By Alma Dzib Goodin & Dolores Luna Hogan
Some months ago
we interviewed to an English professor and he said the only thing that he would
change about higher education in his country was current education should teach
more life skills. His reply caused me a bit of confusion, but when asked the
same question to a Spanish professor, he said that higher education in Spain
would have to be more adaptable to the needs of graduates.
Higher
education with not academic plans, or centered on research and scientific
application seemed to have no sense in traditional thinking, but the point that
did change this trend is the competitiveness. This aspect is widely
exposed by Newman, Couturier and Scurry (2004) who argue that the future of
higher education must be oriented to the market system, whose goal is to create
competitive skills that allow students to have better job opportunities in the
future and that graduates continue learning to adapt to the needs of environment.
However, these requirements,
should not be in the immediate context, but in a broader perspective as
evidenced by the European model which seeks the intensification of worldwide
competition, focused on the knowledge societies which takes as its basis the
ambitious goals of the Bologna and Copenhagen processes for vocational training
(Powell, Bernhard and Graf 2012).
This global competitiveness opens a new business perspective, directly related to higher education in the context of economic trends. Graduates have job opportunities in other parts of the world, attracted by the international markets, with the involvement of the need for a multicultural vision.
In this respect
educational internalization, includes policies and practices that quickly
become a premise in the academic and institutional systems and of course
becomes a need for the graduates and the companies that strive to have the best
talent with them. At this sense the primary motivation for developing skills
and programs aimed at the internationalization includes commercial advantages,
knowledge of first level and of course, a good dose of foreign language
(Altbach and Knight, 2007).
One of the
lines that more have been used to support the competitive processes is
extracurricular courses that help graduates adapt to the working environments,
these courses are offered at a personal or business level to complement,
rectify or implement skills or knowledge that were not acquired during the
studies.
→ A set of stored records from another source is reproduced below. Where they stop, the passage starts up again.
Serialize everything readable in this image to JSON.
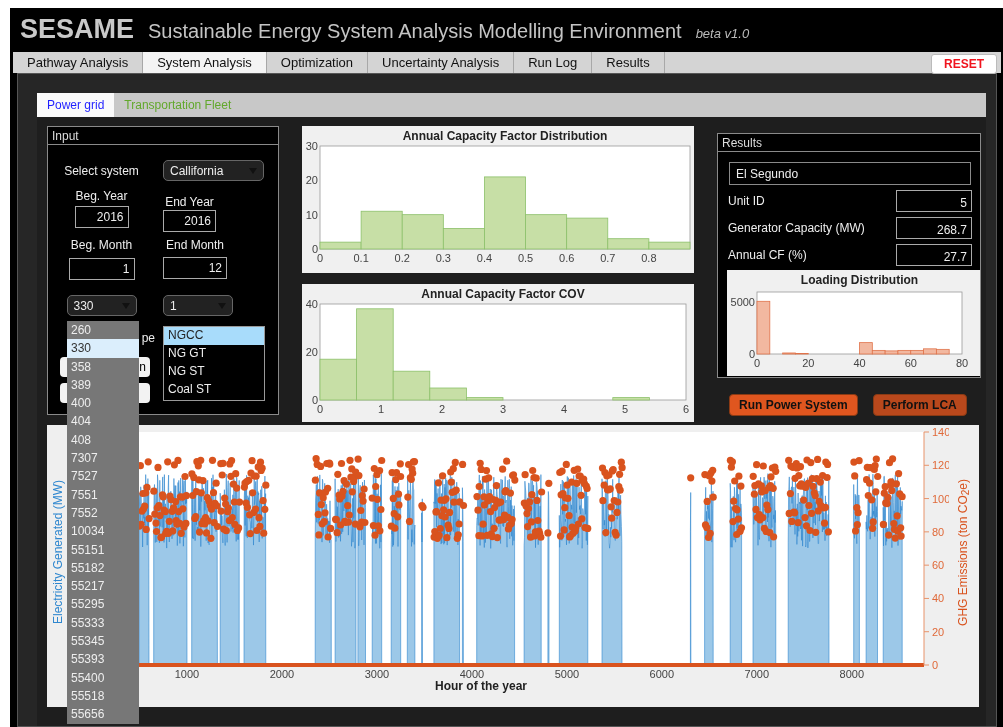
{
  "header": {
    "app_name": "SESAME",
    "subtitle": "Sustainable Energy System Analysis Modelling Environment",
    "version": "beta v1.0"
  },
  "tabs": [
    {
      "label": "Pathway Analysis",
      "selected": false
    },
    {
      "label": "System Analysis",
      "selected": true
    },
    {
      "label": "Optimization",
      "selected": false
    },
    {
      "label": "Uncertainty Analysis",
      "selected": false
    },
    {
      "label": "Run Log",
      "selected": false
    },
    {
      "label": "Results",
      "selected": false
    }
  ],
  "reset_button": "RESET",
  "subtabs": [
    {
      "label": "Power grid",
      "selected": true,
      "color": "#1f1fff"
    },
    {
      "label": "Transportation Fleet",
      "selected": false,
      "color": "#62a82c"
    }
  ],
  "input": {
    "title": "Input",
    "system_label": "Select system",
    "system_value": "Callifornia",
    "beg_year_label": "Beg. Year",
    "beg_year": "2016",
    "end_year_label": "End Year",
    "end_year": "2016",
    "beg_month_label": "Beg. Month",
    "beg_month": "1",
    "end_month_label": "End Month",
    "end_month": "12",
    "plant_value": "330",
    "unit_value": "1",
    "type_label_fragment": "pe",
    "generator_types": [
      {
        "label": "NGCC",
        "selected": true
      },
      {
        "label": "NG GT",
        "selected": false
      },
      {
        "label": "NG ST",
        "selected": false
      },
      {
        "label": "Coal ST",
        "selected": false
      }
    ],
    "covered_buttons": [
      {
        "kind": "button",
        "label": "n"
      },
      {
        "kind": "button"
      }
    ],
    "plant_options": [
      {
        "label": "260",
        "selected": false
      },
      {
        "label": "330",
        "selected": true
      },
      {
        "label": "358",
        "selected": false
      },
      {
        "label": "389",
        "selected": false
      },
      {
        "label": "400",
        "selected": false
      },
      {
        "label": "404",
        "selected": false
      },
      {
        "label": "408",
        "selected": false
      },
      {
        "label": "7307",
        "selected": false
      },
      {
        "label": "7527",
        "selected": false
      },
      {
        "label": "7551",
        "selected": false
      },
      {
        "label": "7552",
        "selected": false
      },
      {
        "label": "10034",
        "selected": false
      },
      {
        "label": "55151",
        "selected": false
      },
      {
        "label": "55182",
        "selected": false
      },
      {
        "label": "55217",
        "selected": false
      },
      {
        "label": "55295",
        "selected": false
      },
      {
        "label": "55333",
        "selected": false
      },
      {
        "label": "55345",
        "selected": false
      },
      {
        "label": "55393",
        "selected": false
      },
      {
        "label": "55400",
        "selected": false
      },
      {
        "label": "55518",
        "selected": false
      },
      {
        "label": "55656",
        "selected": false
      }
    ]
  },
  "charts": [
    {
      "chart_data": {
        "type": "bar",
        "title": "Annual Capacity Factor Distribution",
        "x": [
          0.05,
          0.15,
          0.25,
          0.35,
          0.45,
          0.55,
          0.65,
          0.75,
          0.85
        ],
        "values": [
          2,
          11,
          10,
          6,
          21,
          10,
          9,
          3,
          2
        ],
        "xlim": [
          0,
          0.9
        ],
        "ylim": [
          0,
          30
        ],
        "xticks": [
          0,
          0.1,
          0.2,
          0.3,
          0.4,
          0.5,
          0.6,
          0.7,
          0.8
        ],
        "yticks": [
          0,
          10,
          20,
          30
        ]
      }
    },
    {
      "chart_data": {
        "type": "bar",
        "title": "Annual Capacity Factor COV",
        "x": [
          0.3,
          0.9,
          1.5,
          2.1,
          2.7,
          5.1
        ],
        "values": [
          17,
          38,
          12,
          5,
          1,
          1
        ],
        "xlim": [
          0,
          6
        ],
        "ylim": [
          0,
          40
        ],
        "xticks": [
          0,
          1,
          2,
          3,
          4,
          5,
          6
        ],
        "yticks": [
          0,
          20,
          40
        ]
      }
    }
  ],
  "results": {
    "title": "Results",
    "plant_name": "El Segundo",
    "fields": [
      {
        "label": "Unit ID",
        "value": "5"
      },
      {
        "label": "Generator Capacity (MW)",
        "value": "268.7"
      },
      {
        "label": "Annual CF (%)",
        "value": "27.7"
      }
    ],
    "loading_chart": {
      "chart_data": {
        "type": "bar",
        "title": "Loading Distribution",
        "x": [
          2.5,
          12.5,
          17.5,
          42.5,
          47.5,
          52.5,
          57.5,
          62.5,
          67.5,
          72.5
        ],
        "values": [
          5100,
          100,
          50,
          1100,
          350,
          300,
          350,
          350,
          500,
          450
        ],
        "xlim": [
          0,
          80
        ],
        "ylim": [
          0,
          6000
        ],
        "xticks": [
          0,
          20,
          40,
          60,
          80
        ],
        "yticks": [
          0,
          5000
        ]
      }
    }
  },
  "actions": [
    {
      "label": "Run Power System",
      "color": "#e0561f"
    },
    {
      "label": "Perform LCA",
      "color": "#b9481c"
    }
  ],
  "hourly_plot": {
    "xlabel": "Hour of the year",
    "ylabel_left": "Electricity Generated (MW)",
    "ylabel_right": "GHG Emissions  (ton CO$_{2}$e)",
    "xticks": [
      "1000",
      "2000",
      "3000",
      "4000",
      "5000",
      "6000",
      "7000",
      "8000"
    ],
    "right_ticks": [
      "140",
      "120",
      "100",
      "80",
      "60",
      "40",
      "20",
      "0"
    ]
  }
}
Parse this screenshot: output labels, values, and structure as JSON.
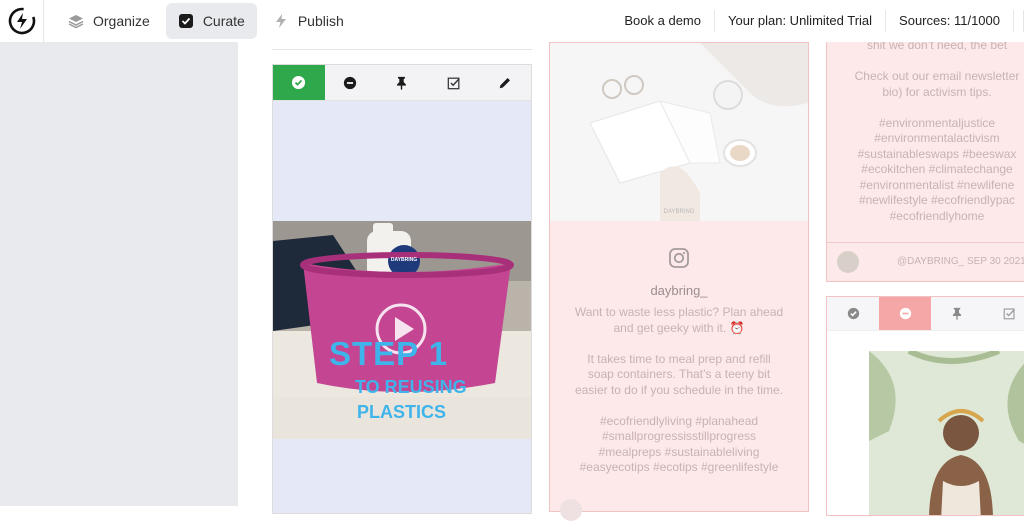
{
  "nav": {
    "items": [
      {
        "label": "Organize",
        "icon": "layers-icon"
      },
      {
        "label": "Curate",
        "icon": "checkbox-icon",
        "active": true
      },
      {
        "label": "Publish",
        "icon": "bolt-icon"
      }
    ]
  },
  "header": {
    "book_demo": "Book a demo",
    "plan": "Your plan: Unlimited Trial",
    "sources": "Sources: 11/1000"
  },
  "card1": {
    "video_text_big": "STEP 1",
    "video_text_line1": "TO REUSING",
    "video_text_line2": "PLASTICS",
    "bottle_label": "DAYBRING"
  },
  "card2": {
    "photo_brand": "DAYBRING",
    "handle": "daybring_",
    "caption": "Want to waste less plastic? Plan ahead\nand get geeky with it. ⏰\n\nIt takes time to meal prep and refill\nsoap containers. That’s a teeny bit\neasier to do if you schedule in the time.\n\n#ecofriendlyliving #planahead\n#smallprogressisstillprogress\n#mealpreps #sustainableliving\n#easyecotips #ecotips #greenlifestyle"
  },
  "card3": {
    "caption": "shit we don’t need, the bet\n\nCheck out our email newsletter\nbio) for activism tips.\n\n#environmentaljustice\n#environmentalactivism\n#sustainableswaps #beeswax\n#ecokitchen #climatechange\n#environmentalist #newlifene\n#newlifestyle #ecofriendlypac\n#ecofriendlyhome",
    "meta": "@DAYBRING_  SEP 30 2021"
  },
  "colors": {
    "approve_green": "#2ea84a",
    "reject_red": "#f5a6a6",
    "rejected_card_bg": "#fde9e9",
    "left_panel": "#e9eaee"
  }
}
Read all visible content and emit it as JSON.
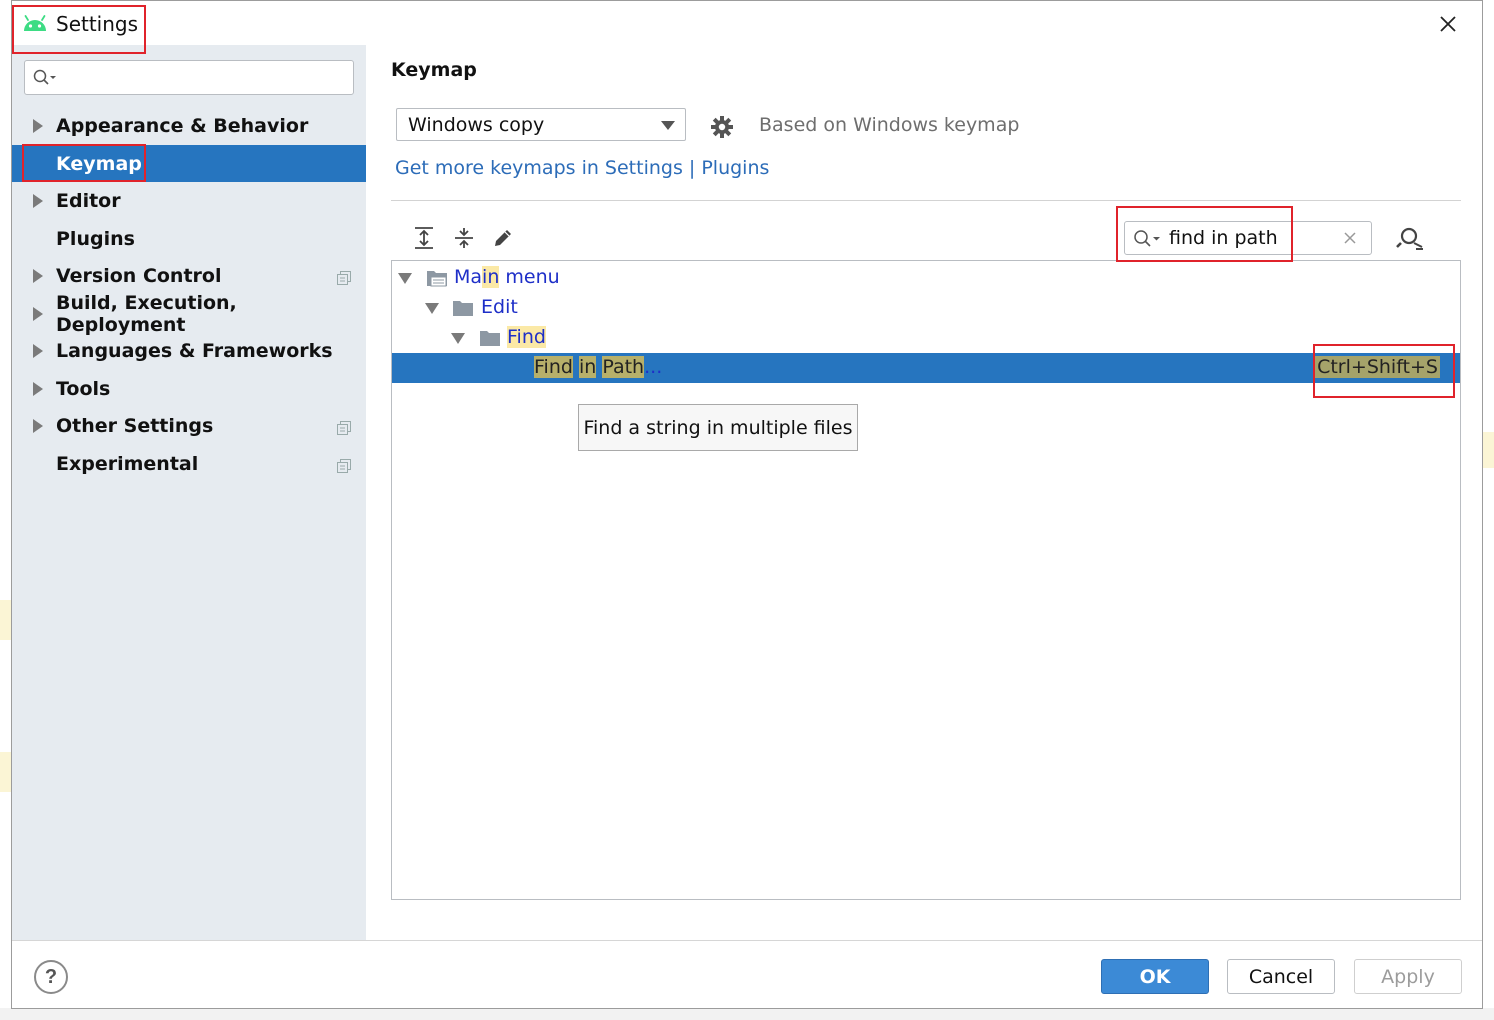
{
  "window": {
    "title": "Settings",
    "app_icon": "android-icon",
    "close_icon": "close-icon"
  },
  "sidebar": {
    "search": {
      "value": "",
      "placeholder": ""
    },
    "items": [
      {
        "label": "Appearance & Behavior",
        "expandable": true,
        "project_icon": false
      },
      {
        "label": "Keymap",
        "expandable": false,
        "selected": true,
        "project_icon": false
      },
      {
        "label": "Editor",
        "expandable": true,
        "project_icon": false
      },
      {
        "label": "Plugins",
        "expandable": false,
        "project_icon": false
      },
      {
        "label": "Version Control",
        "expandable": true,
        "project_icon": true
      },
      {
        "label": "Build, Execution, Deployment",
        "expandable": true,
        "project_icon": false
      },
      {
        "label": "Languages & Frameworks",
        "expandable": true,
        "project_icon": false
      },
      {
        "label": "Tools",
        "expandable": true,
        "project_icon": false
      },
      {
        "label": "Other Settings",
        "expandable": true,
        "project_icon": true
      },
      {
        "label": "Experimental",
        "expandable": false,
        "project_icon": true
      }
    ]
  },
  "keymap": {
    "title": "Keymap",
    "scheme": "Windows copy",
    "based_on": "Based on Windows keymap",
    "link": "Get more keymaps in Settings | Plugins",
    "toolbar": [
      "expand-all-icon",
      "collapse-all-icon",
      "edit-icon"
    ],
    "filter": {
      "value": "find in path"
    },
    "tree": {
      "main_menu": {
        "pre": "Ma",
        "hl": "in",
        "post": " menu"
      },
      "edit": "Edit",
      "find": "Find",
      "action": {
        "p1": "Find",
        "sp1": " ",
        "p2": "in",
        "sp2": " ",
        "p3": "Path",
        "suffix": "..."
      },
      "shortcut": "Ctrl+Shift+S"
    },
    "tooltip": "Find a string in multiple files"
  },
  "footer": {
    "help": "?",
    "ok": "OK",
    "cancel": "Cancel",
    "apply": "Apply"
  },
  "colors": {
    "selection": "#2675bf",
    "link": "#2c6cb8",
    "annotation": "#e0232b"
  }
}
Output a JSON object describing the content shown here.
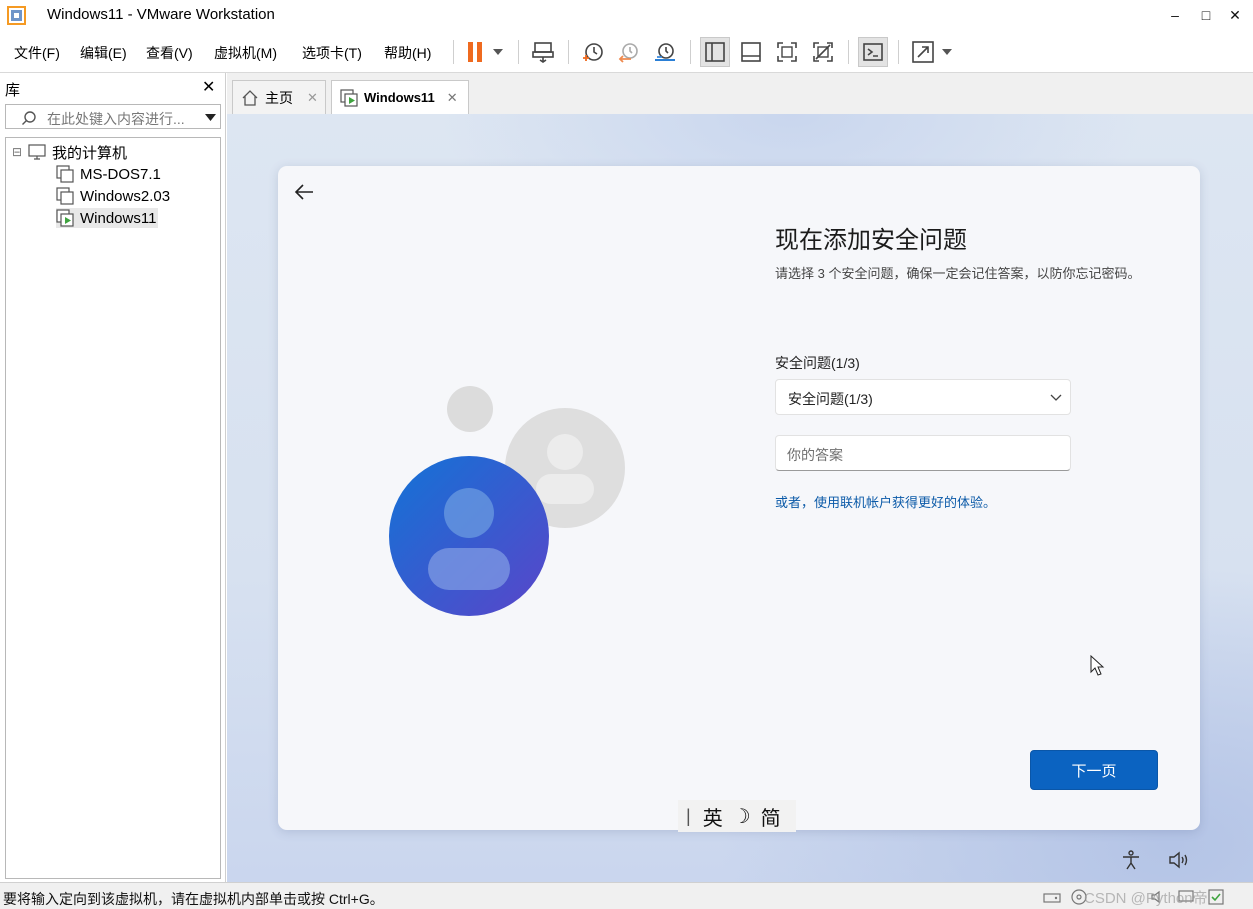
{
  "window": {
    "title": "Windows11 - VMware Workstation",
    "minimize_glyph": "–",
    "maximize_glyph": "□",
    "close_glyph": "✕"
  },
  "menu": {
    "file": "文件(F)",
    "edit": "编辑(E)",
    "view": "查看(V)",
    "vm": "虚拟机(M)",
    "tabs": "选项卡(T)",
    "help": "帮助(H)"
  },
  "toolbar": {
    "icons": [
      "pause-icon",
      "dropdown-icon",
      "send-ctrl-alt-del-icon",
      "snapshot-icon",
      "revert-snapshot-icon",
      "snapshot-manager-icon",
      "library-view-icon",
      "thumbnail-bar-icon",
      "fullscreen-icon",
      "unity-icon",
      "console-icon",
      "stretch-icon",
      "dropdown-icon"
    ]
  },
  "library": {
    "title": "库",
    "close_glyph": "✕",
    "search_placeholder": "在此处键入内容进行...",
    "tree": {
      "root": "我的计算机",
      "collapse_glyph": "⊟",
      "items": [
        "MS-DOS7.1",
        "Windows2.03",
        "Windows11"
      ]
    }
  },
  "tabs": {
    "home": "主页",
    "vm": "Windows11",
    "close_glyph": "✕"
  },
  "oobe": {
    "title": "现在添加安全问题",
    "description": "请选择 3 个安全问题，确保一定会记住答案，以防你忘记密码。",
    "question_label": "安全问题(1/3)",
    "question_value": "安全问题(1/3)",
    "answer_placeholder": "你的答案",
    "alt_link": "或者，使用联机帐户获得更好的体验。",
    "next_button": "下一页"
  },
  "ime": {
    "caret": "|",
    "lang": "英",
    "mode_glyph": "☽",
    "script": "简"
  },
  "status_bar": {
    "message": "要将输入定向到该虚拟机，请在虚拟机内部单击或按 Ctrl+G。",
    "watermark": "CSDN @Python帝"
  },
  "colors": {
    "accent": "#0b63c1",
    "link": "#0b5aa8",
    "pause": "#ef6a1f"
  }
}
In this sense, the courses focus on self-directed learning,
transformational and self-development (Merriam, Caffarella and Baumgartner,
2007).
China is one of
the best examples, Chinese Higher Education has expanded its educational
networks, being third place in scientific production, research and development
(Scientific American Editors, 2012) and the country with better and clearer
plans and goals on the issue of globalization and internationalization (Altbach
& Wang, 2012).
However the
Chinese example has not been followed up by many countries, except perhaps
India and Brazil, you have followed such a course. The United Kingdom begins to
create exchanges with China but not follow uniform patterns, in part because
the labor market has not been understood, as Li & Roberts (2012) studies
suggest, the access to networks of high level in China determines the
development of better level of commitments that begins to open the doors to the
graduates of China in other countries.
The goal, from
this perspective, is creating plans and programs of higher education beyond the
walls of institutions, if they want to promote the development of the
population, higher education has to understand the labor market and gaze in
other territories driving consistent with reality market policies that allow
the increase in migration flows with high level expert fields that begin to be
created or which are consolidated with international work. Finally, we live in
a globalized world.
References:
Altbach, P. & Wang, Q. (2012) Can
China keep rising?. Scientific American.
307 (4) 46-47.
Altbach, P., and Knight, J. (2007)
The internalization of Higher Education: motivations and realities. Journal of Studies in International
Education. 11 (3) 290-305.
Li, X., & Roberts, J. (2012) A
stages approach to the internationalization of higher education? The entry of
UK universities into China. The Service
Industries Journal. 32 (7) 1011-1038.
Merriam, SB., Caffarella, RS.,
Baumgartner, LM. (2007) Learning in
adulthood. A comprehensive guide.
John Wiley & Sons. Inc. USA.
Newman, F., Couturier, L., Scurry, J.
(2004) The Future of Higher Education:
Rhetoric, reality, and the risk of the market. John Wiley & Sons, USA.
Powell, J., Bernhard, N., and Graf,
N. (2012) The emergent European model in skill formation. Comparing Higher
Education and vocational training in the Bologna and Copenhagen processes. Sociology of Education. 85 (3) 240-258.
Scientific American Editor (2012) The world’s best countries in science. Scientific American. 307 (4) 44-45.